2 thoughts on “Chronicles of Narnia: The Last Battle — A Theological Warning

  1. Ginny Peyton says:

    Ben, this caught my eye because I read and enjoyed that series. It’s been years since I’ve read the last book but I remember the part about Susan. If you ascribe to the “once saved, always saved” theory held by many Baptists, her absence is troubling. It troubled me as a child, too. But, as you point out, perhaps she was never really a believer.
    I don’t recall the other character from your second point, but the situation sounds like relativism, which I’m encountering every where these days, even in my own church, though not from the pastor.
    I notice you list Joyce Meyer as a false teacher. I tend to enjoy her teaching and writing. I’m curious as to why you find her a false teacher. Would you tell me some time, when you have a chance?

    1. Hey, Ginny! Good to hear from you. I’m not sure this is the best medium to answer your questions, but I’ll give it a go. First, the mantra “once saved, always saved” is not something I believe because Baptists hold to it. I believe it to be biblical. There is strong evidence in both Jesus’ teachings and in later letters that God does not take away what He has freely given. What an awful way it would be to live wondering if the choices I were making could lose me my salvation! If I receive grace, it is mine as a gift; I do not have to then continually keep earning it. An authentically repentance heart–the kind Christ calls for–is incapable of turning back from Jesus. The old self is dead (Romans 6:2); it cannot come back to life. Do we struggle and doubt and fall back into sin? Sure. But grace abounds over these things. Romans 8 says there is no more condemnation; no more separation. Period; there is no “if” or “as long as” once a person has truly put their faith in Christ. Can someone at one point claim Christ and then later denounce Him? Yes, but the Bible speaks to this person: “They went out from us, but they were not of us; for if they had been of us, they would have continued with us. But they went out, that it might become plain that they all are not of us.” (1 John 2:17) I think the most pressing evidence is a passage that I have referred to a great many times recently, in Matthew 7. It is with greatness sadness and heaviness of heart that I read Jesus’ words warning that there are those who believe they are saved but because they do not live with repentant hearts or strive to obey Christ’s commands and teachings, they aren’t really saved at all. This is no works-based salvation, mind you. It is a genuine faith in Christ that is evidenced by these things.
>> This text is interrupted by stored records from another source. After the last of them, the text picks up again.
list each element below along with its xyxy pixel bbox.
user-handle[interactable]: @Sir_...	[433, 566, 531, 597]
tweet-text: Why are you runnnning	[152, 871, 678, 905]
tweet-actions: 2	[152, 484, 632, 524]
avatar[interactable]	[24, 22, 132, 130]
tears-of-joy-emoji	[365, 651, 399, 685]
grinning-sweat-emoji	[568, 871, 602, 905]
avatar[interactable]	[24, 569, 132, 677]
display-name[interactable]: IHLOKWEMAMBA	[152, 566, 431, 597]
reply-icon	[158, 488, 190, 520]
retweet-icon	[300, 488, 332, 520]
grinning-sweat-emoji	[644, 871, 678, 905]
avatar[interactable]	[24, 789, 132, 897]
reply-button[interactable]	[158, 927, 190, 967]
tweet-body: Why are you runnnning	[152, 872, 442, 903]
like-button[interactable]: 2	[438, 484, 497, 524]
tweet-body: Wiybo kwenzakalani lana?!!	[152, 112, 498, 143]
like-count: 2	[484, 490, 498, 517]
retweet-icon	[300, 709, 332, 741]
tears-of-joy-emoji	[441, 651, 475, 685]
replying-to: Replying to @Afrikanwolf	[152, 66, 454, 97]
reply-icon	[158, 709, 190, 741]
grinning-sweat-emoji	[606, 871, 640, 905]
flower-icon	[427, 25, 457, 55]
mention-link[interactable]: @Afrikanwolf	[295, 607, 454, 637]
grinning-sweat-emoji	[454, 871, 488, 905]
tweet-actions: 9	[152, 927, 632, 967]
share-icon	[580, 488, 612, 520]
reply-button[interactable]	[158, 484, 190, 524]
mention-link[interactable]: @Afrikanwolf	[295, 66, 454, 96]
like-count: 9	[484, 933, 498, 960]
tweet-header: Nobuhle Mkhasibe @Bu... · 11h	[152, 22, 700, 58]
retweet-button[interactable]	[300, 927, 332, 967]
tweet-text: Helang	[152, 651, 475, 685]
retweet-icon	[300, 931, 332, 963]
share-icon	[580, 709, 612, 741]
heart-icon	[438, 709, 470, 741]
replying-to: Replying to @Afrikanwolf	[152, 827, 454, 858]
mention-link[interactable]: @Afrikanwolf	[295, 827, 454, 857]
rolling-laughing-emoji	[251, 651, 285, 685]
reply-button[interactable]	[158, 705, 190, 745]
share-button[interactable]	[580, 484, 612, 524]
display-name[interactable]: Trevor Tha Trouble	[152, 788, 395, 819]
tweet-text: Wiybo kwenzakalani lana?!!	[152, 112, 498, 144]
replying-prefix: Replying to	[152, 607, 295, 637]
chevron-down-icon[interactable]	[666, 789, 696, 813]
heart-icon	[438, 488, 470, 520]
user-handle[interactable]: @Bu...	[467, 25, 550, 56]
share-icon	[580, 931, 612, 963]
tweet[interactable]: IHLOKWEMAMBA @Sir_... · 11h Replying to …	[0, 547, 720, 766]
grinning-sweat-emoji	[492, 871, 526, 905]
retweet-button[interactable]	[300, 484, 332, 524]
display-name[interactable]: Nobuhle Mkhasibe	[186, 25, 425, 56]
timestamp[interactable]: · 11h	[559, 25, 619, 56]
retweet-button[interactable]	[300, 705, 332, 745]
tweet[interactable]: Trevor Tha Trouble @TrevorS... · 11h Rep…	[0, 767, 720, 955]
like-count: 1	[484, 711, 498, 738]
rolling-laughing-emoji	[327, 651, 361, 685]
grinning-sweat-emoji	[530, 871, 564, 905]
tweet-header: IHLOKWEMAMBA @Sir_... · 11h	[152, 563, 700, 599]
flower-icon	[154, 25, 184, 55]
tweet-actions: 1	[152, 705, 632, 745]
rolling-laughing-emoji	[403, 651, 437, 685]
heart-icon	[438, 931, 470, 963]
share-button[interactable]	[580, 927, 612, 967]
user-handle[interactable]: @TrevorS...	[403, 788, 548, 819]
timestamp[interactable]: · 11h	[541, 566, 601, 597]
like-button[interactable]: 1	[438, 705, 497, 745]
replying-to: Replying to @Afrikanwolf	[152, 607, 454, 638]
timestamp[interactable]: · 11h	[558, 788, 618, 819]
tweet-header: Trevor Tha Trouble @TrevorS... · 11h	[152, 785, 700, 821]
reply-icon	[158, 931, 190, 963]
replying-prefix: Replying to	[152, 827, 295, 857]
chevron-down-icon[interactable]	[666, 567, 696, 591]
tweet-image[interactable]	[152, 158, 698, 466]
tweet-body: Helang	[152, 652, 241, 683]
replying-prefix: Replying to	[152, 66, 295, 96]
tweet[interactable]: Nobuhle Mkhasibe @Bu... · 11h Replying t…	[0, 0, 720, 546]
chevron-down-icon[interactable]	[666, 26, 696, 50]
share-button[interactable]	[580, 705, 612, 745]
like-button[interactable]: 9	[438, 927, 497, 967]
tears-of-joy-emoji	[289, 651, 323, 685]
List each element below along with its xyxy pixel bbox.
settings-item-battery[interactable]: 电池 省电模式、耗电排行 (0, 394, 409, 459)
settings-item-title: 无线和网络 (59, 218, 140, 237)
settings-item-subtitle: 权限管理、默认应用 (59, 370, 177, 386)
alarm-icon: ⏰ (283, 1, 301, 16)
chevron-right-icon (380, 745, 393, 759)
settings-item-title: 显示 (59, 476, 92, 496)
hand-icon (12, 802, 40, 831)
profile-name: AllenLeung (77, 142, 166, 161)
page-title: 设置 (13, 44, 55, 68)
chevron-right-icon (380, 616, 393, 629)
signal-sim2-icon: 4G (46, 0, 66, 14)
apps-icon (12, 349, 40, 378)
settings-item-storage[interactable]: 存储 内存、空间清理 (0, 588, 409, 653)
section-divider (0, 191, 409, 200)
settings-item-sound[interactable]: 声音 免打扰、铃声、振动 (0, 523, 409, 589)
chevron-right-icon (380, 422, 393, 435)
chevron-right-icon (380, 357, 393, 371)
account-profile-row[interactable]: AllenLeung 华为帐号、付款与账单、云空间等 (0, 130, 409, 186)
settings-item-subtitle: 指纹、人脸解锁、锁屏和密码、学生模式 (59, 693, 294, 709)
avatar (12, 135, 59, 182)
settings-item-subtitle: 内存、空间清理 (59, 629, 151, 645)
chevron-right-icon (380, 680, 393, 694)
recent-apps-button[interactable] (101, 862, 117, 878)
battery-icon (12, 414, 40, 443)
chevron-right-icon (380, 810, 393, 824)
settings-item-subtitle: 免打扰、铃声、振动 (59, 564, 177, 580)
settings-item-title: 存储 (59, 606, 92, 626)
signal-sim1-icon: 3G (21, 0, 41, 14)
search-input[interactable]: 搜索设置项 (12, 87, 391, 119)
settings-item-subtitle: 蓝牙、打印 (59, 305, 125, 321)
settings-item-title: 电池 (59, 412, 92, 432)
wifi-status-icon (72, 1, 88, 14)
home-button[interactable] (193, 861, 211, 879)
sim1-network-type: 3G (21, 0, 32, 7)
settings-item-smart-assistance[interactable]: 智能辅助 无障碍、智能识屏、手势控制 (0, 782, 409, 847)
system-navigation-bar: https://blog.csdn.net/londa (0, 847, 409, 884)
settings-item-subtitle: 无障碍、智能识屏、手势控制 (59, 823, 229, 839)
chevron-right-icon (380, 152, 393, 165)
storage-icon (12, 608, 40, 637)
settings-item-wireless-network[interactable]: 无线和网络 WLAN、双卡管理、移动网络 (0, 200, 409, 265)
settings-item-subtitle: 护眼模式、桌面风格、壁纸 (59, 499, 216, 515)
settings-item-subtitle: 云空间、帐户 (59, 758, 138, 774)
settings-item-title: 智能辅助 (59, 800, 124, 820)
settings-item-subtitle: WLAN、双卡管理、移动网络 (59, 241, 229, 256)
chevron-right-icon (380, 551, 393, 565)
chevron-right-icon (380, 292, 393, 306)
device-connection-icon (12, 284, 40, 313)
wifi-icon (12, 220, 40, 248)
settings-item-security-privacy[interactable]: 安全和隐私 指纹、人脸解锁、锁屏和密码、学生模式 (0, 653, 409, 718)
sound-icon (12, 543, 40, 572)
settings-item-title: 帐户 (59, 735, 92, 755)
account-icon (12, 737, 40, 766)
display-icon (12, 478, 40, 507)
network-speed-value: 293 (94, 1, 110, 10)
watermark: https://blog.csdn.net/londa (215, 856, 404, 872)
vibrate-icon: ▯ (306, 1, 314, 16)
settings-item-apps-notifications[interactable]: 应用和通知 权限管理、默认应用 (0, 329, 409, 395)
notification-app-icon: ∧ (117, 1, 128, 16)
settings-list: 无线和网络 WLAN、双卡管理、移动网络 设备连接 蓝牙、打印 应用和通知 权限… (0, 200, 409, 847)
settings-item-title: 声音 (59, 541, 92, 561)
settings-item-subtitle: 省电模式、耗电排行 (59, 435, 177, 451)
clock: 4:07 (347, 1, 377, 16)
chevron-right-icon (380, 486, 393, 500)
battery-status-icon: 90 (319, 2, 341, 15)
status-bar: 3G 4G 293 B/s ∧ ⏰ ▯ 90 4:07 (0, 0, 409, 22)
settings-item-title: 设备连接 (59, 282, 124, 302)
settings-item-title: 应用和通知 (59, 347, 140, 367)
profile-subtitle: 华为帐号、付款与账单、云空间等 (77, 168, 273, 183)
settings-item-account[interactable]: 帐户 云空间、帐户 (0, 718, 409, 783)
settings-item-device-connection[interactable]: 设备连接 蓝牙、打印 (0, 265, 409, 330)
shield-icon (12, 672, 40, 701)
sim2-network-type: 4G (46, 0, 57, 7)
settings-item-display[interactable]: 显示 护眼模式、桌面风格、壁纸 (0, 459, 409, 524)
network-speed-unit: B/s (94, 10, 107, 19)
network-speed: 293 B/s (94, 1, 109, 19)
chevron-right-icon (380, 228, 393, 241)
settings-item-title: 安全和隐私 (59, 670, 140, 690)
      As to Joyce Meyer, well there are thousands and thousands of Christians who listen to her, but she teaches a prosperity gospel that cannot be backed up biblically. She teaches that “redemption” really means “receipt”, and that if you run into trouble in life, you can cash in that receipt, as if we can go to God and say “you owe me”. The gospel Christ teaches is quite different and calls us to give up our comforts and safety, our possessions and positions, our families and friends, our very lives…for the sake of the gospel. Christ teaches that if you are living obediently, you can actually expect suffering and persecution for the sake of the gospel. The world will hate you for this message. She teaches that salvation is about us and the betterment of our lives, when it is really about God’s glory and the proclamation of the Kingdom to the ends of the earth. She and Joel Olsteen both always fall short of saying anything that could possibly cost them followers or money, even refusing to confirm that Christ is the only way to God. The gospel message is both dangerous and unpopular. The road it leads Christ-followers down is narrow and few choose it. It should raise a red flag in us, then, when their prosperity message is so popular. People are being fed a message they want to hear rather than investigating these teachings against the Bible for themselves. And yes, it is fooling many Christians (2 Peter 2:1-3) into ineffective and disobedient lives.